No data has been made available from CDC that provides guidance as to how this may be attribution can best be made. And to a large extent, this may be an unknowable, for example, trying to ascertain to what extent alcoholism or heart disease or diabetes may have each contributed to a person’s demise.

As noted above, for sake of illustration and discussion, this analysis hypothesizes:

  • No overlap with the low coronavirus estimate - assuming that coronavirus is the primary death factor due to its relatively low incidence relative to baseline mortality.

  • 50% overlap with the high coronavirus estimate - assuming that a higher rate of infection and serious complication will inevitably involve a higher proportion of people with existing underlying issues.

If the 50% overlap estimate is off the mark so that there is little or no overlap with the high coronavirus death estimate, then we would be faced with a worst-worst scenario. In effect this could increase the total annual U.S. death toll from 3.7 million per year with coronavirus to as many as 4.5 million. This means that instead of COVID-19 accounting for a death rate increase of 30%, the increase in death rate would increase by 60%. and for persons 85+, the death rate attributable to coronavirus could increase by as much as 72% rather than 36%.

Conversely, it may be that the overlap is even greater than 50%. This possibility is supported by the observation from cases to date that most fatalities have involved individuals with existing (generally multiple) underlying health issues.

In effect, it may be the COVID-19 is not the sole cause of death but a contributing factor — in some cases the final tipping point, in others perhaps not. A more granular examination of mortality data might be useful to attempt to quantify how much a person’s life span, on average, is shortened as a result of this virus. Shortening a life by 1 month is much different than reducing the life span of a senior citizen by, say, five years. The appropriate policy choices may also differ substantially based on this type of determination.

IMPLICATIONS

The question of how much America’s coronavirus will increase deaths will have an obvious influence on the inherently no-win task of determining the appropriate trade-off between saving lives and salvaging the country’s economic and social well-being.

This blog intentionally avoids the question of what set of policies best provide the best balance of countering or mitigating two pressing and conflicting catastrophes.
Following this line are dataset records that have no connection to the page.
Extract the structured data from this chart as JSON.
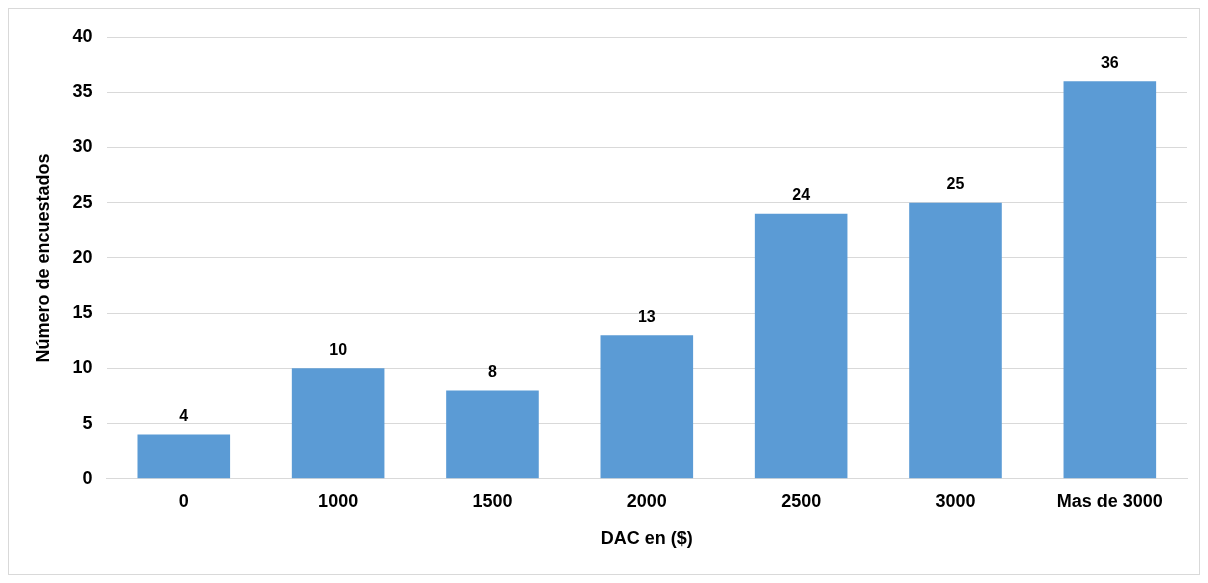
{
  "chart_data": {
    "type": "bar",
    "xlabel": "DAC en ($)",
    "ylabel": "Número de encuestados",
    "categories": [
      "0",
      "1000",
      "1500",
      "2000",
      "2500",
      "3000",
      "Mas de 3000"
    ],
    "values": [
      4,
      10,
      8,
      13,
      24,
      25,
      36
    ],
    "color": "#5b9bd5",
    "ylim": [
      0,
      40
    ],
    "yticks": [
      0,
      5,
      10,
      15,
      20,
      25,
      30,
      35,
      40
    ],
    "grid": "y",
    "legend": false,
    "data_labels": true
  }
}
Rather, the implications of most immediate interest involve improvements to the base data so that the decisions made will be more informed. From a data perspective, the following suggestions are noted:

  1. CDC should be more transparent by fully and publicly disclosing the research methodology and conclusions regarding the four scenarios of potential U.S. death toll already prepared. This information is essential to better understand what is required to achieve each scenario from medical, economic and societal perspectives.
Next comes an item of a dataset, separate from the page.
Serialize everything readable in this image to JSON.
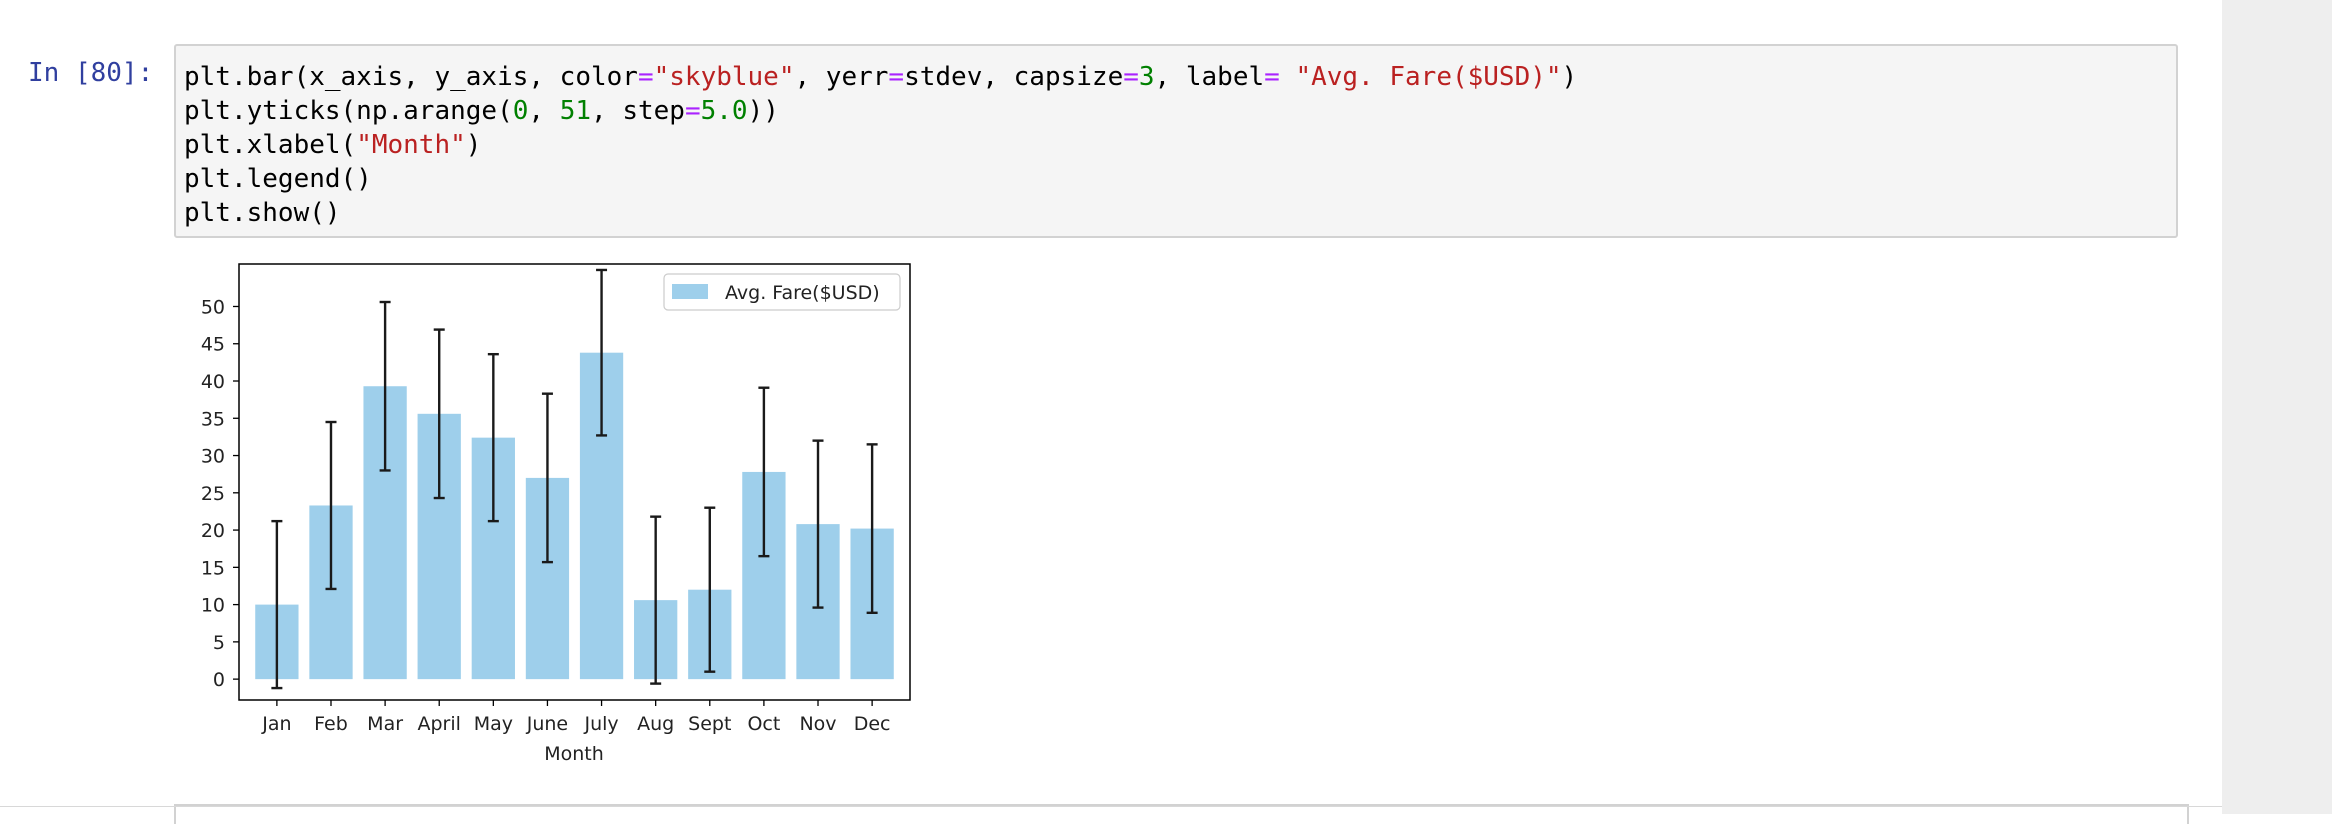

  2. Over the next 1-2 months as the virus reaches exponentially more people, it will be important for CDC to continuously and publicly update its databases — each time providing for a larger and clearer window into who will be most affected and how. And as more testing resources become available, conduct random sample monitoring to better benchmark infection and mortality rates.
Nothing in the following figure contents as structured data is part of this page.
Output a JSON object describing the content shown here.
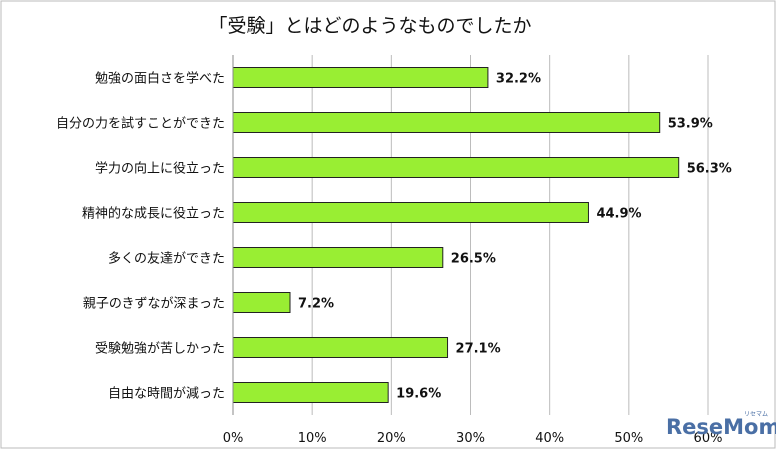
{
  "chart_data": {
    "type": "bar",
    "orientation": "horizontal",
    "title": "「受験」とはどのようなものでしたか",
    "categories": [
      "勉強の面白さを学べた",
      "自分の力を試すことができた",
      "学力の向上に役立った",
      "精神的な成長に役立った",
      "多くの友達ができた",
      "親子のきずなが深まった",
      "受験勉強が苦しかった",
      "自由な時間が減った"
    ],
    "values": [
      32.2,
      53.9,
      56.3,
      44.9,
      26.5,
      7.2,
      27.1,
      19.6
    ],
    "data_labels": [
      "32.2%",
      "53.9%",
      "56.3%",
      "44.9%",
      "26.5%",
      "7.2%",
      "27.1%",
      "19.6%"
    ],
    "xlim": [
      0,
      60
    ],
    "ticks": [
      "0%",
      "10%",
      "20%",
      "30%",
      "40%",
      "50%",
      "60%"
    ],
    "grid": true,
    "bar_color": "#99ee33",
    "bar_edge_color": "#222222",
    "legend": "none"
  },
  "watermark": {
    "text": "ReseMom",
    "small_text": "リセマム",
    "color": "#4a6fa5"
  }
}
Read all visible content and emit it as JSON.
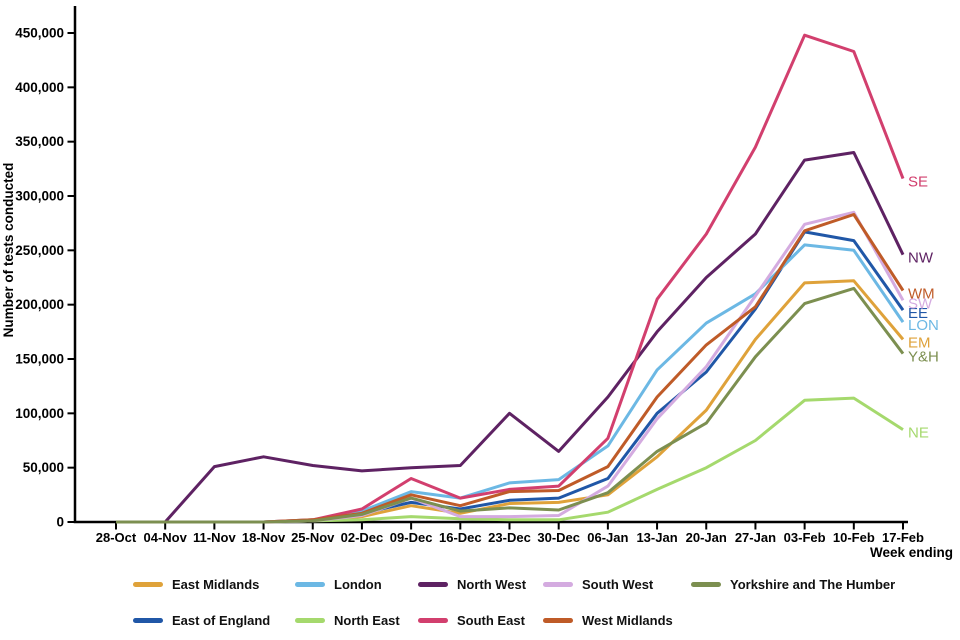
{
  "chart_data": {
    "type": "line",
    "title": "",
    "ylabel": "Number of tests conducted",
    "xlabel": "Week ending",
    "ylim": [
      0,
      450000
    ],
    "yticks": [
      0,
      50000,
      100000,
      150000,
      200000,
      250000,
      300000,
      350000,
      400000,
      450000
    ],
    "grid": false,
    "legend_position": "bottom",
    "categories": [
      "28-Oct",
      "04-Nov",
      "11-Nov",
      "18-Nov",
      "25-Nov",
      "02-Dec",
      "09-Dec",
      "16-Dec",
      "23-Dec",
      "30-Dec",
      "06-Jan",
      "13-Jan",
      "20-Jan",
      "27-Jan",
      "03-Feb",
      "10-Feb",
      "17-Feb"
    ],
    "series": [
      {
        "name": "East Midlands",
        "end_label": "EM",
        "color": "#dfa23a",
        "values": [
          0,
          0,
          0,
          0,
          1000,
          5000,
          15000,
          8000,
          17000,
          18000,
          25000,
          60000,
          103000,
          168000,
          220000,
          222000,
          168000
        ]
      },
      {
        "name": "East of England",
        "end_label": "EE",
        "color": "#2057a7",
        "values": [
          0,
          0,
          0,
          0,
          1000,
          8000,
          18000,
          12000,
          20000,
          22000,
          40000,
          100000,
          138000,
          196000,
          267000,
          259000,
          195000
        ]
      },
      {
        "name": "London",
        "end_label": "LON",
        "color": "#6cb8e4",
        "values": [
          0,
          0,
          0,
          0,
          2000,
          10000,
          28000,
          22000,
          36000,
          39000,
          70000,
          140000,
          183000,
          210000,
          255000,
          250000,
          184000
        ]
      },
      {
        "name": "North East",
        "end_label": "NE",
        "color": "#a5d96d",
        "values": [
          0,
          0,
          0,
          0,
          1000,
          2000,
          5000,
          3000,
          2000,
          2000,
          9000,
          30000,
          50000,
          75000,
          112000,
          114000,
          85000
        ]
      },
      {
        "name": "North West",
        "end_label": "NW",
        "color": "#5e2263",
        "values": [
          0,
          0,
          51000,
          60000,
          52000,
          47000,
          50000,
          52000,
          100000,
          65000,
          115000,
          175000,
          225000,
          265000,
          333000,
          340000,
          246000
        ]
      },
      {
        "name": "South East",
        "end_label": "SE",
        "color": "#d23f6e",
        "values": [
          0,
          0,
          0,
          0,
          2000,
          12000,
          40000,
          22000,
          30000,
          33000,
          77000,
          205000,
          265000,
          345000,
          448000,
          433000,
          316000
        ]
      },
      {
        "name": "South West",
        "end_label": "SW",
        "color": "#d4abe0",
        "values": [
          0,
          0,
          0,
          0,
          1000,
          6000,
          22000,
          5000,
          5000,
          6000,
          33000,
          95000,
          143000,
          208000,
          274000,
          285000,
          204000
        ]
      },
      {
        "name": "West Midlands",
        "end_label": "WM",
        "color": "#bf5b28",
        "values": [
          0,
          0,
          0,
          0,
          2000,
          8000,
          25000,
          15000,
          28000,
          29000,
          51000,
          115000,
          163000,
          198000,
          268000,
          283000,
          213000
        ]
      },
      {
        "name": "Yorkshire and The Humber",
        "end_label": "Y&H",
        "color": "#7c8f50",
        "values": [
          0,
          0,
          0,
          0,
          1000,
          7000,
          22000,
          10000,
          13000,
          11000,
          27000,
          65000,
          91000,
          152000,
          201000,
          215000,
          155000
        ]
      }
    ]
  },
  "legend": {
    "rows": [
      [
        "East Midlands",
        "London",
        "North West",
        "South West",
        "Yorkshire and The Humber"
      ],
      [
        "East of England",
        "North East",
        "South East",
        "West Midlands"
      ]
    ]
  },
  "axis": {
    "color": "#000000"
  }
}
  3. Finally, to the extent possible, it would be extremely useful for more robust CDC datasets to parse out the degree to which death rates at specific age levels overlap with deaths likely due to existing age and underlying health conditions. This will be essential to gaining a better understanding of the true net effect of coronavirus on mortality going forward.

In the weeks ahead, E. D. Hovee will continue to monitor progress on the data side of the coronavirus challenge. And due to a clear economic and development bent, I may offer observations aimed to contribute to ongoing public policy discussion. So, look for updates and feel free to question or critique as the occasion arises.